Tumeur maligne du col de l’utérus
Categorie : Tumeurs
Evolution 2015-2023
| Annee | Ensemble | Hommes | Femmes |
|---|---|---|---|
| 2015 | 763 | 0 | 763 |
| 2016 | 801 | 0 | 801 |
| 2017 | 817 | 0 | 817 |
| 2018 | 858 | 0 | 858 |
| 2019 | 779 | 0 | 779 |
| 2020 | 769 | 0 | 769 |
| 2021 | 771 | 1 | 771 |
| 2022 | 836 | 1 | 836 |
| 2023 | 756 | 1 | 755 |
Repartition par age et sexe (2023)
| Tranche d'age | Femmes (N) | Taux F | Hommes (N) | Taux H |
|---|---|---|---|---|
| Moins de 65 ans | 365 | 1.4 | 0 | 0 |
| 65 a 84 ans | 293 | 4.4 | 1 | 0 |
| 85 ans et plus | 97 | 6.4 | 0 | 0 |
Taux pour 100 000 habitants. Source : CepiDc/INSERM, donnees 2023.
Contexte
Le cancer du col de l'utérus a causé 756 décès en 2023, représentant une légère baisse de 0.9% depuis 2015. Cette tendance favorable reflète l'impact des programmes de dépistage et de prévention mis en place en France, bien que cette pathologie reste un enjeu majeur de santé publique chez les femmes.

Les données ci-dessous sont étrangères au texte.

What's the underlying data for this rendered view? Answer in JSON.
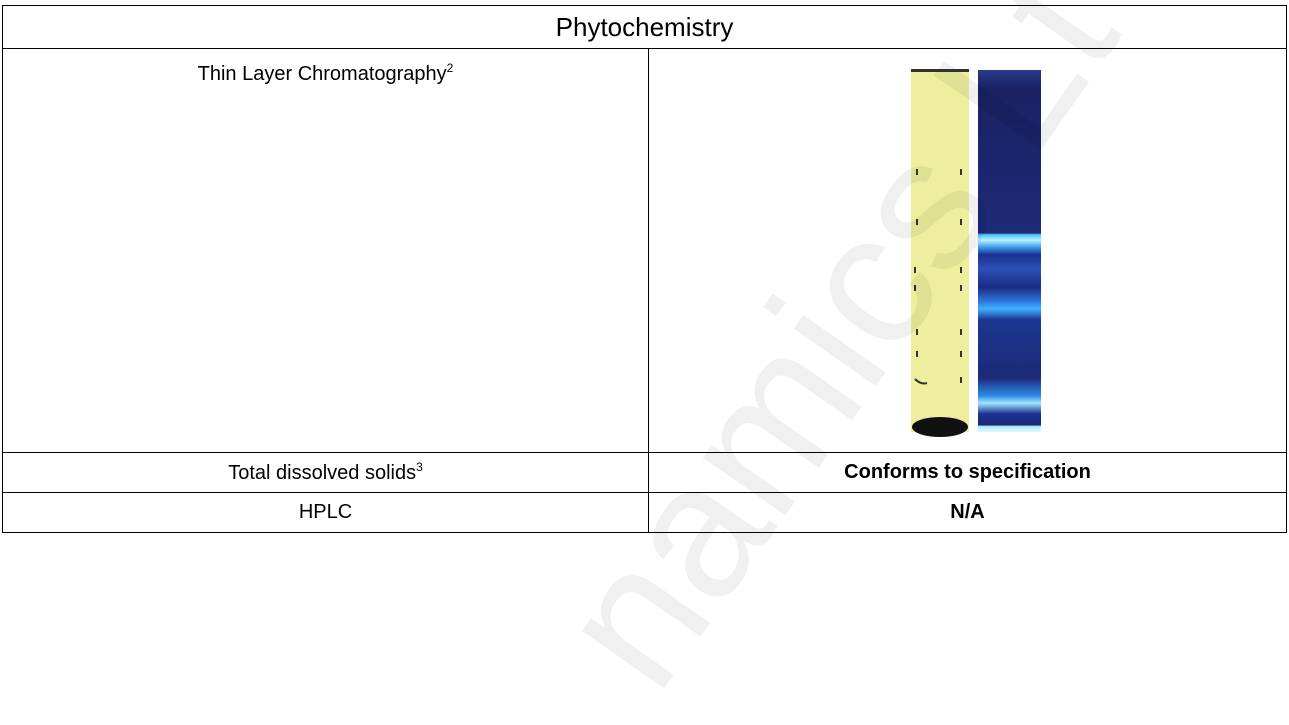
{
  "header": {
    "title": "Phytochemistry"
  },
  "table": {
    "rows": [
      {
        "label": "Thin Layer Chromatography",
        "note": "2"
      },
      {
        "label": "Total dissolved solids",
        "note": "3",
        "value": "Conforms to specification"
      },
      {
        "label": "HPLC",
        "value": "N/A"
      }
    ]
  },
  "watermark": "namics Lt"
}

Le cancer du col de l'utérus est principalement causé par l'infection persistante par le papillomavirus humain (HPV), un virus sexuellement transmissible. Les principaux facteurs de risque incluent le tabagisme, l'immunosuppression et le dépistage insuffisant. L'évolution décroissante observée en France s'explique par la généralisation des frottis cervicaux et la vaccination anti-HPV depuis 2007. Comparée à d'autres pays développés, la France maintient une mortalité relativement contrôlée grâce à son système de santé structuré et à l'accès facilité aux dépistages réguliers.
Prevention
La prévention primaire repose sur la vaccination anti-HPV, recommandée chez les jeunes filles de 11 à 14 ans. Le dépistage régulier par frottis cervical ou test HPV tous les 3 à 5 ans reste le pilier de la prévention secondaire, permettant de détecter les lésions précancéreuses et d'éviter leur progression. L'information sur les facteurs de risque, particulièrement le tabagisme, constitue également un élément essentiel de la stratégie de santé publique.